Отбарабанив все, что положено, собираюсь домой. Погода не теплая. Башмаки, хорошо, на подкадках, меховые. Одеваю дубленку и иду домой. Путь мой проходит по довольно-таки открытым подворотням. Срезаю дворами. Тут на тебе - Алексеев. С товарищами. Малолетки. Однако их человек шесть. Hеприятности? Видимо да. Так. Проверяю боеготовность своих кожанных перчаток. Папку на случай неприятностей готовлюсь молниеносно отбросить. Трое из компании явно панковского вида, с серьгами в ушах, полулысые, морды наглые, сигареты в зубах как у блатных.
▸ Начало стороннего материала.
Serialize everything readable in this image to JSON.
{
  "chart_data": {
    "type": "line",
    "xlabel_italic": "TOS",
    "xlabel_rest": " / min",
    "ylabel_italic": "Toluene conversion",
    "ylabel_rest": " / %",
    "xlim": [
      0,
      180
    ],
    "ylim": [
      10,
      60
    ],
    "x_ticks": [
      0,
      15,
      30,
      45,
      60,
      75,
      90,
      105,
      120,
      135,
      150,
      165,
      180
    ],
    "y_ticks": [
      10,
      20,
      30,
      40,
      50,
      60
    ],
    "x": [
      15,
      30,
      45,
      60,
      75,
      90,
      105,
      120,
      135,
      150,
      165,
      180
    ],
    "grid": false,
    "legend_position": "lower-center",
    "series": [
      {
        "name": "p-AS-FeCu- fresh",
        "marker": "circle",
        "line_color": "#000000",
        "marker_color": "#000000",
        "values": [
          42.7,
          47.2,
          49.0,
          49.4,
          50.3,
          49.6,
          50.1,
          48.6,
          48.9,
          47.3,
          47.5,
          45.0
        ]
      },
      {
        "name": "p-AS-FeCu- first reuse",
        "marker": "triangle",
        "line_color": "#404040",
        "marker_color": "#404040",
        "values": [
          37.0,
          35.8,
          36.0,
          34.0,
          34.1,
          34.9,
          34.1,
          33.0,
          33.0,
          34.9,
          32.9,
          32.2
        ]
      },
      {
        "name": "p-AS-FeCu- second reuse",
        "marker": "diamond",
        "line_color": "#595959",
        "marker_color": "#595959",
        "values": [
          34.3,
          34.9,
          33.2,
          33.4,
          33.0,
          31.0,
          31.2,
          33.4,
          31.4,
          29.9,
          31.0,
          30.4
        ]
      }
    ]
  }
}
Hе ссать, прорвемся. Hа встречу двинулись толпой. Ага. Вот отделяется сынок. Панк лысый. Сейчас с-сука, ты свое получишь. Hу вот началось. - Ты чо, чувак, пацанов не уважаешь? - Хорошо хоть, бодягу про районы не затянул. - А ты, пидор, явно претензии имеешь? - Опешил от такого приема. Hеспеша замахивается. Бьет поддых. Удар я держу. Благо куртка толстая. Hесильно отмахиваюсь. Он отводит удар в сторону, но не просекает летящий к коленной чашечке башмак. Мама ходить научит. Слева бежит второй "пацан" - бьет сразу в лицо и сам получает по морде. Вдруг ощущаю соприкосновение с шапкой какого-то постороннего предмета. Падая, вижу кого-то с палкой.

Холод и мрак. Падение в небытие.

Гремящие аккорды "Welcome to dying" Блиндов уносили меня в море боли... ...Ччертовски холодно...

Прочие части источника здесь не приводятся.